[OTR-dev] Creating a libotr.so ...

Ian Goldberg ian at cypherpunks.ca
Thu Jun 7 18:39:54 EDT 2007

On Thu, Jun 07, 2007 at 02:06:21PM +0200, Rüdiger Kuhlmann wrote:
> Hi everyone,
> recently I got OTR support for my instant messaging application (mICQ) by
> using the library that should better be called libgaimotr. I found the API
> it provides rather lacking, for the following reasons:
> * For outgoing and incoming messages, the message text may be replaced
>   by a different text. However, the crucial information whether the
>   message will now be sent encrypted and whether the fingerprint is
>   trusted or not, is simply not available (and impossible to obtain
>   correctly in all cases).

Isn't that information in the ConnContext?  context->msgstate tells you
OTRL_MSGSTATE_FINISHED; context->active_fingerprint->trust tells you the
trust level (if you're in OTRL_MSGSTATE_ENCRYPTED).

> * For outgoing messages, it is impossible to know whether the encrypted
>   message contains the original message or is just initiating the OTR
>   handshake (which makes it impossible to properly follow up with
>   acknowledgements of the IM system), because...
> * ... the library is unable to signal back that the message must not be
>   sent, or must not be sent now because no OTR session is established.
>   Resending messages is _NOT_ the task of the library!

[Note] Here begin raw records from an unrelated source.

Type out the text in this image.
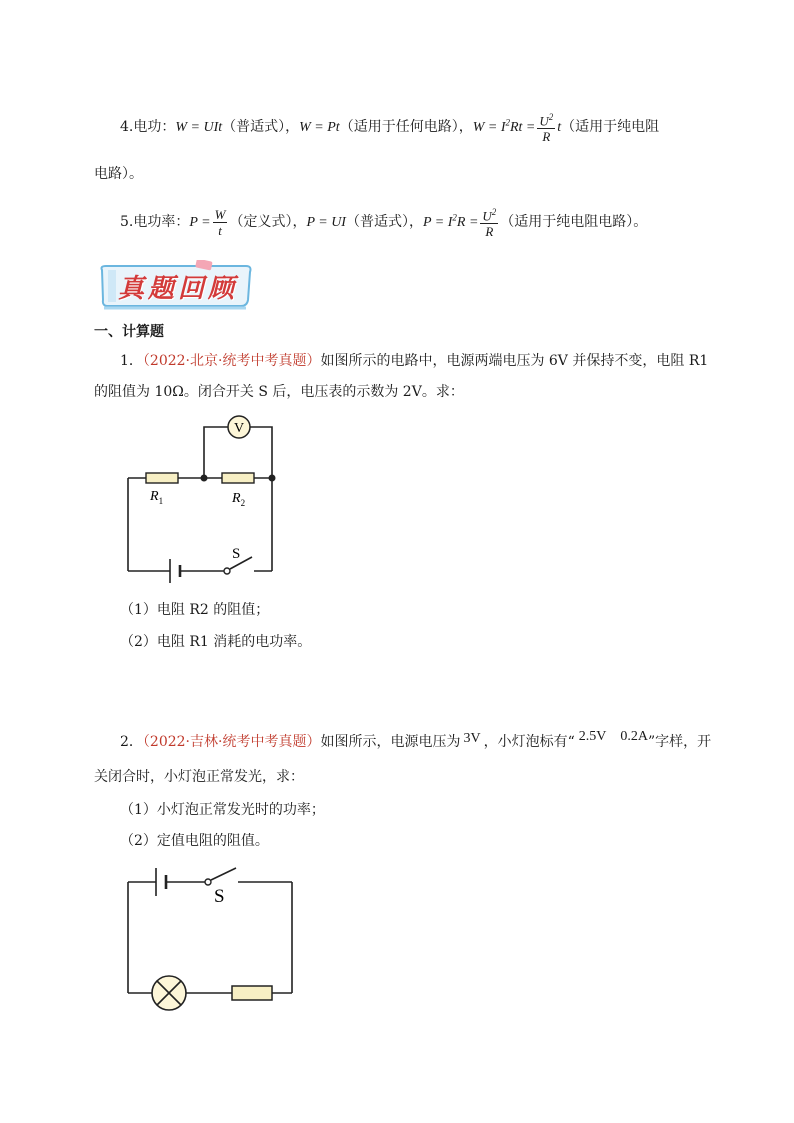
4.电功：W = UIt（普适式），W = Pt（适用于任何电路），$W = I^2Rt = \frac{U^2}{R} t$（适用于纯电阻
电路）。
5.电功率：$P = \frac{W}{t}$ （定义式），P = UI（普适式），$P = I^2R = \frac{U^2}{R}$ （适用于纯电阻电路）。
真题回顾
一、计算题
1．（2022·北京·统考中考真题）如图所示的电路中，电源两端电压为 6V 并保持不变，电阻 R1
的阻值为 10Ω。闭合开关 S 后，电压表的示数为 2V。求：
S
$R_1$	$R_2$
V
（1）电阻 R2 的阻值；
（2）电阻 R1 消耗的电功率。
2．（2022·吉林·统考中考真题）如图所示，电源电压为 3V ，小灯泡标有“ 2.5V 0.2A”字样，开
关闭合时，小灯泡正常发光，求：
（1）小灯泡正常发光时的功率；
（2）定值电阻的阻值。
S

I agree that the otrl_message_* routines blur the line between library
stuff and app stuff.  That's where the English HTML messages all live,
for example.  The reason we moved them from gaim-otr to libotr is that
we thought they may be useful to other apps.  But I totally agree that
some refactoring may be useful there.

> * It is impossible to signal back to the library that an injected
>   message could not be sent due to size constraints. Thus, the library
>   does not provide for outgoing fragmentation at all!

As Paul said, RSN.

> * The library sends back complete sentences to the library user in a
>   language that in most cases won't be the user's language. What for
>   a crazy idea is this? The question is not, how to translate those
>   messages, the question is why send those messages at all instead
>   of sending proper error messages?? Creating appropriate error
>   messages to the user is a task of the application, not of the
>   library!
> * ... and even worse: these messages are HTML. OMG, Ponies!

Yes, see above.  For now, you'd probably just have to replicate the
functionality of the otrl_message_* routines if what those routines give
you as is isn't suitable.

> * If an unencrypted message with on OTR offer is received, the library
>   does _not_ re-negotiate an OTR session (this can happen if an OTR
>   session was established and the sending application is killed and
>   restarted and thus doesn't know anything about any existing OTR session).

Do you mean "an OTR offer" or "no OTR offer"?  If otrl_message_receiving
gets an OTR Query message, it will start key negotiation.  If it gets a
plaintext message with the whitespace tag, and your policy is set to
reply to whitespace tags, it'll start key negotiation.  If it gets an
untagged plaintext message, it'll warn the user that the message was
received in the clear.  It can't start OTR in that case, since the
reason it received plaintext might be that your buddy switched to a
non-OTR-capable client.

> By the way, this email answers the question on the list for a command line
> otr application with "now there is one" (doing ICQ and XMPP).

Excellent!  I've made a note of it on the OTR homepage.